Myja was detained under Alberta’s Protection of Sexually Exploited Children’s Act (PESECA), the only legislation of its kind in Canada. Staff at PESECA safe houses have less than 7 week to help victims recover from the cycle of addiction and abuse before they must be released.
Bryan Hume, the coordinator of the APSEC safe house in Calgary, has spent more than 15 years working with sexually exploited youth.

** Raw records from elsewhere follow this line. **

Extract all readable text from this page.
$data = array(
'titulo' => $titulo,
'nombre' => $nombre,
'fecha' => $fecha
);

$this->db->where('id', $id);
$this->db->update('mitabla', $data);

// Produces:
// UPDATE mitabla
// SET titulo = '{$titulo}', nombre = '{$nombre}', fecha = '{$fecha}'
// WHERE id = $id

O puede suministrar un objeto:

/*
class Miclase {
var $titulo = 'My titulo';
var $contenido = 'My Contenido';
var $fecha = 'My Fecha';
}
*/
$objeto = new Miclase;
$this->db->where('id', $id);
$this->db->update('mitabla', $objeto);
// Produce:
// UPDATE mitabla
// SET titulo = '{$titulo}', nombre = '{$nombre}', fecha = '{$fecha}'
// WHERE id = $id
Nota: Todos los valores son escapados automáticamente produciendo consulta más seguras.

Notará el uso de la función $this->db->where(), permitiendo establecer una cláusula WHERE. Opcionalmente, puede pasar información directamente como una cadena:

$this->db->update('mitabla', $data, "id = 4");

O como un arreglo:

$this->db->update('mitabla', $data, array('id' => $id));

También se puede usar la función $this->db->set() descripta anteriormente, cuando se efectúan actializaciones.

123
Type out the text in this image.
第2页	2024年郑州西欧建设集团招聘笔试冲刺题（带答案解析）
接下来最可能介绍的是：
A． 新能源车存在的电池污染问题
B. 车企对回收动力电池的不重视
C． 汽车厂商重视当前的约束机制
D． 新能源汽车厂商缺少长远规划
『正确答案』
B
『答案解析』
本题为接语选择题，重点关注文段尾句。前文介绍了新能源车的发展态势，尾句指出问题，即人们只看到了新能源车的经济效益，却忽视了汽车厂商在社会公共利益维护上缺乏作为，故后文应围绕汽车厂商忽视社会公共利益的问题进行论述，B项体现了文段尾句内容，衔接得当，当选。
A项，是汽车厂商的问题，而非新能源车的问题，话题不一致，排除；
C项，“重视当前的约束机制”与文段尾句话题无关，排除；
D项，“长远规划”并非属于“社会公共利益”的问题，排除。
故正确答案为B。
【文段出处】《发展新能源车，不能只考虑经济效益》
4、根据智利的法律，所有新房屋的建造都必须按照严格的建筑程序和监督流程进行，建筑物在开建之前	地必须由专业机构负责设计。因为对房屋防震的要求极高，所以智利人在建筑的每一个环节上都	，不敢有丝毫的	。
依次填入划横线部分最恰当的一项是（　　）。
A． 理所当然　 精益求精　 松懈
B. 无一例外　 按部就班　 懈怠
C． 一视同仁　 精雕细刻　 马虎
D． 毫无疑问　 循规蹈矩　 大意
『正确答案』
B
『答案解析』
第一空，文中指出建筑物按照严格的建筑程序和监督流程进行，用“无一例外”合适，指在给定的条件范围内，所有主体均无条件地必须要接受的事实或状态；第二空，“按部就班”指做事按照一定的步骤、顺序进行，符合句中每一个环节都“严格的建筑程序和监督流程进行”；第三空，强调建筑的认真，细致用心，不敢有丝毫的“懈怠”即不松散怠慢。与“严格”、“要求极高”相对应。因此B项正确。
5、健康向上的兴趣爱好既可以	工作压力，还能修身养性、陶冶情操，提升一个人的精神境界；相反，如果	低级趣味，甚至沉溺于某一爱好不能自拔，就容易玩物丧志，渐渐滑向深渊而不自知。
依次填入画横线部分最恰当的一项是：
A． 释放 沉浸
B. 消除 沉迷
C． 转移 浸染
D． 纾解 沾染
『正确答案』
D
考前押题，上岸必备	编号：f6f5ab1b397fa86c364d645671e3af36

“A lot of what we try to do at the beginning of a young person’s stay here, is try and help them get their basic needs met. So maybe they’re detoxing …. maybe they need to develop a little bit of trust and that only comes with seeing how people are consistently going to be with them.”
Hume is a supporter of the legislation, saying many victims don’t seek help voluntarily. 2014 there were 50 apprehensions in Calgary, 28 by police and 22 by Child Family Services.
“We don’t have kids coming through the door, going, ‘yeah, I’ve been sexually exploited and I’m coming here for treatment.’ We have kids that deny that. We have parents that don’t want to see that, or find it difficult and very challenging to think not my daughter or not my son.”
WATCH: Bryan Hume talks about a Calgary Safe House for victims of sexual exploitation
Mjya says it was her passion for music, and hard work, that got her through her time there.
Four years later, at the age of 21, she still struggles with addiction but returns to the safe house to mentor others.
“I would come back if I could — I would in a heartbeat. But I know I can do this; I’m strong.
“I can honestly say if it wasn’t for coming here, I wouldn’t be here today.”